Dakar, 5 juin (APS) – Les recommandations et propositions issues du Dialogue national sur la Réforme et la modernisation de la Justice sont au menu des quotidiens reçus mercredi à l’Agence de presse sénégalaise (APS)

‘’Le verdict des Assises’’, titre Sud Quotidien. ‘’Les Assises nationales de la Justice livrent leur verdict, après une semaine de travaux en commissions, suite au lancement, le mardi 28 mai 2024, par le président de la République, Bassirou Diomaye Faye, du Dialogue national sur la Réforme et la modernisation de la Justice’’, écrit le journal.

La publication mentionne qu’’une rencontre conclusive a été organisée hier, mardi 4 juin, pour restituer les synthèses des propositions et points de vue des personnes ayant participé aux échanges au CICAD de Diamniadio et à travers la plateforme en ligne +Jubanti+ de la présidence de la République’’.

‘’Ainsi, la commission de la réforme de la Justice, a recommandé entre autres, l’institution d’une Cour constitutionnelle à la place du Conseil constitutionnel, la révision de tous les Codes qui régissent le système judiciaire, la réduction des pouvoirs du Procureur et l’institution d’un juge des libertés et de la détention’’, écrit Sud.

L’Info note que ”concernant la modernisation de la justice, des propositions révolutionnaires ont été faites. Des propositions qui pourront hisser nos prisons au niveau des standards internationaux’’.

Le journal signale que ”plus de 34 000 personnes ont visité la plateforme et prés de 5500 ont concrètement contribué. Des statistiques qui montrent entre autres que 75% des intervenants sur la plateforme, en majorité des jeunes, ne font pas confiance du tout à la justice”.

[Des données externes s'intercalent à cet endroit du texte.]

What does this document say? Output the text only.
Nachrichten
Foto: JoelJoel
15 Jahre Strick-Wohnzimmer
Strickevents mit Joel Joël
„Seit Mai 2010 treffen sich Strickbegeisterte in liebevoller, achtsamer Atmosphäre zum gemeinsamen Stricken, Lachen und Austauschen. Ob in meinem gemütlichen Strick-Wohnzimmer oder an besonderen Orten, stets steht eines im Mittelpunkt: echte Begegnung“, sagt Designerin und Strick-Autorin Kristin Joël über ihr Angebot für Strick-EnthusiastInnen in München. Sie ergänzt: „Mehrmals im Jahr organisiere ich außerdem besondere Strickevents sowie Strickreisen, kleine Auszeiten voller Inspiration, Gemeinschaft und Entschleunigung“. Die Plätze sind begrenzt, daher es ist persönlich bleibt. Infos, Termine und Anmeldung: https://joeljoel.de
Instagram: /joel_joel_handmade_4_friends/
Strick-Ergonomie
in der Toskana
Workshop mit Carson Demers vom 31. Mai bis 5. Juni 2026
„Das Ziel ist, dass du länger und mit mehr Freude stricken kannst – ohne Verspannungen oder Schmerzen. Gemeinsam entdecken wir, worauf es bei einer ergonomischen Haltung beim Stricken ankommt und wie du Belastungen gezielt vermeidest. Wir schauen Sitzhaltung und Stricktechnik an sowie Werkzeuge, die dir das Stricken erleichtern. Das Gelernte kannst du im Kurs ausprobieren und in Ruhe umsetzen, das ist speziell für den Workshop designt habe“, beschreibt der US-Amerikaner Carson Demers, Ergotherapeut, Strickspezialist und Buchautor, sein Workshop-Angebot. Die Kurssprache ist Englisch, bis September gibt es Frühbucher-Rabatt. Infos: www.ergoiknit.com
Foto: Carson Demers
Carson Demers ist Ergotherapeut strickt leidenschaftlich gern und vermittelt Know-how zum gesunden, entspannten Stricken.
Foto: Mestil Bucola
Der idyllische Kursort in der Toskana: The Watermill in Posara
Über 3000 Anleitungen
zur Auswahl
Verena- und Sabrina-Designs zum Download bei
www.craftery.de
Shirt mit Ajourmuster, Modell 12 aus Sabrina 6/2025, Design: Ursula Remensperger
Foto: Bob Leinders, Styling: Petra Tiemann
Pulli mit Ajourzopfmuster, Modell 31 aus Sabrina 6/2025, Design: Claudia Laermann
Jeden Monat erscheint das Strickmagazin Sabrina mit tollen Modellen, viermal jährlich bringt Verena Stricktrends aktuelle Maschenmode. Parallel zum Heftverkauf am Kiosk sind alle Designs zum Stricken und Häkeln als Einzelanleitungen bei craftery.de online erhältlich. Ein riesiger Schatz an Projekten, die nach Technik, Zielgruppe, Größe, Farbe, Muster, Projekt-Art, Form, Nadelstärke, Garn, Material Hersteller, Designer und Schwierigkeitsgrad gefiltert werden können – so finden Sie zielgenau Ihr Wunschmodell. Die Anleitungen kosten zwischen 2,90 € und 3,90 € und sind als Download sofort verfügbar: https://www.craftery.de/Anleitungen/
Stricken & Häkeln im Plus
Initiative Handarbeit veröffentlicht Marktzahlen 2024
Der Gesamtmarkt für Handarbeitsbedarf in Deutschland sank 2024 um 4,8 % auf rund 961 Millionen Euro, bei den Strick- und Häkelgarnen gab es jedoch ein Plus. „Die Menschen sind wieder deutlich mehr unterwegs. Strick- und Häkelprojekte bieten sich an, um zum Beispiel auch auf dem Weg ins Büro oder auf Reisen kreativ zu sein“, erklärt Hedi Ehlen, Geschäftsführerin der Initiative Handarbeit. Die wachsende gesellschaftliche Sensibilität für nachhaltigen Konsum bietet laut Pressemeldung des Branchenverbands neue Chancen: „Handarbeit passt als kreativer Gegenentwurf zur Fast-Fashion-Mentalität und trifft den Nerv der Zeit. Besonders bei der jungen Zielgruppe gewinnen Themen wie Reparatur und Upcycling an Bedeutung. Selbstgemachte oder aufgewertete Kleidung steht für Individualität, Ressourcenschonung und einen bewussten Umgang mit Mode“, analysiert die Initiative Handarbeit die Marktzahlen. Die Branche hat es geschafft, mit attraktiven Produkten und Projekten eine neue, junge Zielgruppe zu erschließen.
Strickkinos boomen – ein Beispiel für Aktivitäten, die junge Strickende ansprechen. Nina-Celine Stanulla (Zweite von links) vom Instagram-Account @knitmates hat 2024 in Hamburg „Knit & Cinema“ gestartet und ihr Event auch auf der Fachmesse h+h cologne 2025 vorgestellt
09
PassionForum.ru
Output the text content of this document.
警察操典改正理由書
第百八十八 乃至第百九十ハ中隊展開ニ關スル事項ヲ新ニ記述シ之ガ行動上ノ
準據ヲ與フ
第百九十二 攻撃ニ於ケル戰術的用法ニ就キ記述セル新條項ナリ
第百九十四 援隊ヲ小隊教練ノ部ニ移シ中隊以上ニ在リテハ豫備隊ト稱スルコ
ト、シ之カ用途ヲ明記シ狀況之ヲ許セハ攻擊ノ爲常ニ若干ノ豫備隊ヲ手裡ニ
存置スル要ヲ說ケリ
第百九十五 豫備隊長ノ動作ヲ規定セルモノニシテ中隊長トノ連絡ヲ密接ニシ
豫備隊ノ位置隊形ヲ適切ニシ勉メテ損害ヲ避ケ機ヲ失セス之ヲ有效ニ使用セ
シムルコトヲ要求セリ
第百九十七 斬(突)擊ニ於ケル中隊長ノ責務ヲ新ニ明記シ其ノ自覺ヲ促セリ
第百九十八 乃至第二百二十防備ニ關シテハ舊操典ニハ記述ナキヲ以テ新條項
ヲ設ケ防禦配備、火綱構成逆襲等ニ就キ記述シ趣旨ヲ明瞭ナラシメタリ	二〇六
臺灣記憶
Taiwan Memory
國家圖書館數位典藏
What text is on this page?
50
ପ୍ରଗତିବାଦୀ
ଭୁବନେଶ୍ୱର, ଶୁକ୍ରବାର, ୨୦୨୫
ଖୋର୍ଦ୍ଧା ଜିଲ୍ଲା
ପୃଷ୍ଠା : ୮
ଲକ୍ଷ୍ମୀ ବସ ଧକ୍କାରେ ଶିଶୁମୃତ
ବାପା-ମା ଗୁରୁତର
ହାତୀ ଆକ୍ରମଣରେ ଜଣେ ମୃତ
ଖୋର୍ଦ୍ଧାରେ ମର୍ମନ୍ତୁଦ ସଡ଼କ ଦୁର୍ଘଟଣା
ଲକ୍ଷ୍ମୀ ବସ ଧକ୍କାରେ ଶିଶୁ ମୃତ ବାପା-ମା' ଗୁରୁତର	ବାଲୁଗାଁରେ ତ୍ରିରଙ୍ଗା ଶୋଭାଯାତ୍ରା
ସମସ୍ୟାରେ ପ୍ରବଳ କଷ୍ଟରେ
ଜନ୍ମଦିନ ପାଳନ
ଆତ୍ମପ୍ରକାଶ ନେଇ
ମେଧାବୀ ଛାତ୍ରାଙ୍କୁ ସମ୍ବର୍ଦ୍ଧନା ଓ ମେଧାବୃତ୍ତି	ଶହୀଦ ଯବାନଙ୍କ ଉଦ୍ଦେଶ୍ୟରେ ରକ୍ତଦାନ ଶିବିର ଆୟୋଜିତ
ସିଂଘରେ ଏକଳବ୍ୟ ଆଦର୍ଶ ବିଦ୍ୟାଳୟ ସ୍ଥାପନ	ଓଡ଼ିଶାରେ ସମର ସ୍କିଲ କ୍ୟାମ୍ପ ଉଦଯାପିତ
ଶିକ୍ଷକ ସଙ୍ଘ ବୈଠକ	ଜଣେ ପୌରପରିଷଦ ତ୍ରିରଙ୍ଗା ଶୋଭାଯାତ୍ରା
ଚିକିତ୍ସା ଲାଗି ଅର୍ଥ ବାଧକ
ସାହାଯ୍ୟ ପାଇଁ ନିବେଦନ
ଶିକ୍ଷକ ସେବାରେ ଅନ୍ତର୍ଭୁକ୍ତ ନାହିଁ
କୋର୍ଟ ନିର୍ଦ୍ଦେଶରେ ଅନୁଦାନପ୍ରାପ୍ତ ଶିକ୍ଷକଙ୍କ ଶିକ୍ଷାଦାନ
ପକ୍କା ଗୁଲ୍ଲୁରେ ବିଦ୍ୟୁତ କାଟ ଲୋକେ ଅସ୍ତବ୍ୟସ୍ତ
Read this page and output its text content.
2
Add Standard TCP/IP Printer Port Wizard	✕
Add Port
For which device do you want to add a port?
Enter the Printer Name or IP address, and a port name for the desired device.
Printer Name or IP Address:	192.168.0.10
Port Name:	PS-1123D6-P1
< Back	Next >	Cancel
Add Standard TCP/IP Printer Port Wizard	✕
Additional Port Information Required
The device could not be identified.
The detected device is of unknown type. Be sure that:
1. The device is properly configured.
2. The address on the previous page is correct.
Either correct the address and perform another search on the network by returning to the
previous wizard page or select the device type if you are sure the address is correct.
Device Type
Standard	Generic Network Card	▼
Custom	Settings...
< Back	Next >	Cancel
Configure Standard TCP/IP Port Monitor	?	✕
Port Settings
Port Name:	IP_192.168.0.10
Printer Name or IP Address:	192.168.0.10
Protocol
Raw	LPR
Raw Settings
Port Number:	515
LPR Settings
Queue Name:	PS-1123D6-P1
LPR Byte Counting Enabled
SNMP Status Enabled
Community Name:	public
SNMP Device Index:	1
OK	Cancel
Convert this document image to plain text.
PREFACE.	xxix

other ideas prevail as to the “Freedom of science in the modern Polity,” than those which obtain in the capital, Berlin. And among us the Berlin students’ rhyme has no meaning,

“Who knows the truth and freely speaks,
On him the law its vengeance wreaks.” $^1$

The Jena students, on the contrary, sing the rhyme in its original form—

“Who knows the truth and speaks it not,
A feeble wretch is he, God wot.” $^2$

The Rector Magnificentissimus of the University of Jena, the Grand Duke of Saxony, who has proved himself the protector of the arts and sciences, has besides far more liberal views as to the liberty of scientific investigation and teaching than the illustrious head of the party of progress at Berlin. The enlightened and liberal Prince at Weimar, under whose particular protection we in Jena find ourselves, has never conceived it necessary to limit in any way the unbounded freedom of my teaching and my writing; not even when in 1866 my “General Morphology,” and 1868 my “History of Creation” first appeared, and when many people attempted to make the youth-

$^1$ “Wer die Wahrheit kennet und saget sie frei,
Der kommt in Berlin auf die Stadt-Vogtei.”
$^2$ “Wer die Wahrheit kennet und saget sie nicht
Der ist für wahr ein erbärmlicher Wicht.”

‘’Les traits de la Justice de rupture voulue’’, note L’AS mentionnant que ‘’les acteurs se sont accordés entre autres points sur le remplacement du Conseil constitutionnel, la réduction des pouvoirs du Procureur, l’instauration du juge des libertés”.

‘’Toutefois les avis ont divergé sur la suppression du délit d’offense au chef de l’Etat et du délit d’outrage à magistrat’’, écrit le journal.

‘’La justice sur le grill’’, selon Enquête. ‘’Les magistrats s’opposent aux réformes sur l’ouverture du Conseil supérieur de la magistrature et la présence de l’Exécutif’’, note la publication.

Le Soleil rapporte que ”les participants se sont accordés, entre autres, sur la limitation des pouvoirs du procureur de la République, l’instauration d’un juge des libertés et de la détention, d’une Cour constitutionnelle, d’une justice de proximité. Les points de dissonances concernent surtout la composition du Conseil supérieur de la magistrature et la réforme visant à instaurer une autorité parentale partagée (….)”.

‘’La question de la présidence du Conseil supérieur de la magistrature par le chef de l’Etat n’a pas pu être résolue aux termes des échanges. La balle est ainsi renvoyée au président de la République, Bassirou Diomaye Faye, pour arbitrer’’, selon Le Quotidien. 

WalfQuotidien parle de ”pomme de discorde de la réforme judicaire” au sujet de la présence ou non du chef de l’Etat au Conseil supérieur de la magistrature. 

”Les participants aux assises n’ont pas accordé leurs violons sur certains points comme celui lié à la présence ou non du chef de l’Etat au Conseil supérieur de la magistrature (CSM)’’, écrit Walf.

Selon Bës Bi, cette ”patate chaude” a été filée au président Bassirou Diomaye Faye.